Sitting by the mountain lake, in my mind’s eye, I saw a slip of writing hidden, in the first box landing opened lying at my feet. “Lake Santa at the Edge of Never…” This is what came to me… “Lake Santa at the Edge of Never…” Then the gift box rose up and lifted into the clear blue at 9,500 feet, followed by another and another, winding around Grand Teton Peak, floating off all the way to California—a cavalry of marching surprises gaily wrapped waiting to be opened.

It’s taken me some fifty years to figure out the depth of that Lake Santa experience. Fifty years of climbing up over around through various stones and rockfalls, and into caves, maybe, blocking my progress. It seems over coming obstacles is a kind of Pilates of the spirit, finding your way via the pictures in the mind, the core of the mind getting in shape…and… if impediments to progress are seen as strengthening, you can approach a wall, knowing it is there to help you—eventually you get to recognizing the mind as a self-generated personal trainer.

So to hold the mystery of the unseen, what you see when you close your eyes. So this very vision came to me, sometimes it seems pretty flimsy in its pretense, but somehow it holds tight to an alcove in my mind, explicated with this interpretive sign. So here we go, let’s journey to The Edge of Never.

First gift from Lake Santa

The fact of me drawing again is a tremendous gift.

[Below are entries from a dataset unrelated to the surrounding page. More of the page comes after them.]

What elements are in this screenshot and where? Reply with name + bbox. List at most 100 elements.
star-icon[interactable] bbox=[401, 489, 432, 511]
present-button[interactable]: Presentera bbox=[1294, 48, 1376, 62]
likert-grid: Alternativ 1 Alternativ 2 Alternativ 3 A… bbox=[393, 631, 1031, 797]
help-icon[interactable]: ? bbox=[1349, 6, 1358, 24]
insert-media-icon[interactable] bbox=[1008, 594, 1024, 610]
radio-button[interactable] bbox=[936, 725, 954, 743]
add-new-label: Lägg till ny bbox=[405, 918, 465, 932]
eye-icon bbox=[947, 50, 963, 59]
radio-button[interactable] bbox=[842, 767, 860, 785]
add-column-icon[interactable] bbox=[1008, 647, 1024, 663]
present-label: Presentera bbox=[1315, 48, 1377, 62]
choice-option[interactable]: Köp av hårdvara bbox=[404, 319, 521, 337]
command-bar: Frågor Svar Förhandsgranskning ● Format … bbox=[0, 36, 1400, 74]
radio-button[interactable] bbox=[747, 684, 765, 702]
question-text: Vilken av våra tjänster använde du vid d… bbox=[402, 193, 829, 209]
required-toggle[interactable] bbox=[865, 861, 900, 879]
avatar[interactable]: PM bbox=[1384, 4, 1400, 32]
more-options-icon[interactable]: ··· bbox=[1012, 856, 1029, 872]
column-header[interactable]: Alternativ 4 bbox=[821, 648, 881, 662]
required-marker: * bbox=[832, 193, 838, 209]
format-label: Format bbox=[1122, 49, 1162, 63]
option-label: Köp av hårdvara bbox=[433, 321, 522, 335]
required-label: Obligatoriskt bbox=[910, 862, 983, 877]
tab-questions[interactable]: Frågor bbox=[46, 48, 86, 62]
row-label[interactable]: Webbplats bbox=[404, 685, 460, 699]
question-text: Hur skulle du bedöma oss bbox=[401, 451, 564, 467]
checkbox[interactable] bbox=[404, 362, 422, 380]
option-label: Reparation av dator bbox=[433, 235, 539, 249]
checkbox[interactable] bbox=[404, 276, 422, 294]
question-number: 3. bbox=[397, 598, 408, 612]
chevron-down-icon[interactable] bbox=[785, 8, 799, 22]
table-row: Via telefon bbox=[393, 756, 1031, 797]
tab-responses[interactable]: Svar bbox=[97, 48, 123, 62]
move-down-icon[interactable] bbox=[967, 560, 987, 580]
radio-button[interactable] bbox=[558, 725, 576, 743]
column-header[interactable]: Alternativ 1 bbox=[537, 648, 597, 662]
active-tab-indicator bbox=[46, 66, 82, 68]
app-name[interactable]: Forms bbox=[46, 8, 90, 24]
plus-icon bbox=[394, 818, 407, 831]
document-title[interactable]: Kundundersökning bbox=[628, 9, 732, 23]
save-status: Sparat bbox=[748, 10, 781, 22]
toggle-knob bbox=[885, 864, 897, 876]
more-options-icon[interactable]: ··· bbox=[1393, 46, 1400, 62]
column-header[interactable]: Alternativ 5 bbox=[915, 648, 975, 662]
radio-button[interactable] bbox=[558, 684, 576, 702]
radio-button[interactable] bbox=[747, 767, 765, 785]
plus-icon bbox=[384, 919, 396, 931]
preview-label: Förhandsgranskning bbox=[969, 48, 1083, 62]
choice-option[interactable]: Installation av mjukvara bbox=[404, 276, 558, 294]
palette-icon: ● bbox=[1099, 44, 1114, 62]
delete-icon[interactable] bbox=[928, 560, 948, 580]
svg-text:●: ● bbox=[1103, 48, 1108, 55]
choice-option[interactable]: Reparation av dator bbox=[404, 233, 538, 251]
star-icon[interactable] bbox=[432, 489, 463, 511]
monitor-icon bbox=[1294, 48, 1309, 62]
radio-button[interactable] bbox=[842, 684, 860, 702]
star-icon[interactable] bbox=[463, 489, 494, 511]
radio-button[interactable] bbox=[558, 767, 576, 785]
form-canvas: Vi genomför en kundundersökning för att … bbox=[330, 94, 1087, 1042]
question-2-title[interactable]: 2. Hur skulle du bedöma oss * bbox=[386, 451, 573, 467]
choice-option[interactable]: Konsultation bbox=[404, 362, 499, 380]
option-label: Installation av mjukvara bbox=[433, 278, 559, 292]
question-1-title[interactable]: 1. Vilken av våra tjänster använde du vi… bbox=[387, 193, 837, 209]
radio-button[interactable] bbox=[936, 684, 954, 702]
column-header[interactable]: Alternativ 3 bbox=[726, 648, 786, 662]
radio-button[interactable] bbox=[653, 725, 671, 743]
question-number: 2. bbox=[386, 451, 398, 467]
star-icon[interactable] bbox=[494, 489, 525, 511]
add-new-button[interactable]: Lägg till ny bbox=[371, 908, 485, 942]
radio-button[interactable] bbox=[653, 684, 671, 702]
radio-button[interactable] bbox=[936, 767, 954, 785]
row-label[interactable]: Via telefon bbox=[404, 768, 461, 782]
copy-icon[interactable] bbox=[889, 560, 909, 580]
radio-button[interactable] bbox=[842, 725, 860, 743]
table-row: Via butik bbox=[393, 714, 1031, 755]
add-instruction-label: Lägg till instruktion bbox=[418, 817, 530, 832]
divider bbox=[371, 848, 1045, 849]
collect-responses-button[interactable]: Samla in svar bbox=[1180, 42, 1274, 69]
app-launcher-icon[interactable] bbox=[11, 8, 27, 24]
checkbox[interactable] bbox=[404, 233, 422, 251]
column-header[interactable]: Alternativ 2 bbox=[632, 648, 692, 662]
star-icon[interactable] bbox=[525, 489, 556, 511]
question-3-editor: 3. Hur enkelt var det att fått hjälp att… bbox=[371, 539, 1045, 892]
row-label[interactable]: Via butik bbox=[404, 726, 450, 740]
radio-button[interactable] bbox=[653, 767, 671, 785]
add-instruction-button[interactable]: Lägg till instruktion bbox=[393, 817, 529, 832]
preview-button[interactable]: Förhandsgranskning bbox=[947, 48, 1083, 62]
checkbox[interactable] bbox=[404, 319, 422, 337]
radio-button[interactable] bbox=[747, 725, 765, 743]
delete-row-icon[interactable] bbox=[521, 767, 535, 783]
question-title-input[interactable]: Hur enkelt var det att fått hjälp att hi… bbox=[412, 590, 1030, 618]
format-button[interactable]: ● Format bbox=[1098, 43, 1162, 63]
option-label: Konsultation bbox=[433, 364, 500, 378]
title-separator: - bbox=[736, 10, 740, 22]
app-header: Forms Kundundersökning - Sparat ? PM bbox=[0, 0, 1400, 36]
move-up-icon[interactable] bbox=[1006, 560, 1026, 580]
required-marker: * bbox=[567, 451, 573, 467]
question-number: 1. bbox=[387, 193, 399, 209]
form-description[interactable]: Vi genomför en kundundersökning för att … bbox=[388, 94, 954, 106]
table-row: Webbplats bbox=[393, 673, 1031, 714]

I’d had a twelve year layoff first, because I was too busy with the business of being impresario to other artists, busy enough to slow production of my own hand-made stuff to an ooze. And then, with increasing disability via a nerve disorder, I gave it up altogether. “Hey, Gramping, why are your hands are so wiggly?” It was OK, I had plenty of discards and abandoned scraps to arrange and rearrange to make my stories. “I don’t draw anymore.” was my motto and mantra and now, the first gift from Lake Santa comes the gift of me drawing again. This is not a great drawing, or maybe not even a good one, but the fact of it says to me, ”go ahead.” What a gift…for true.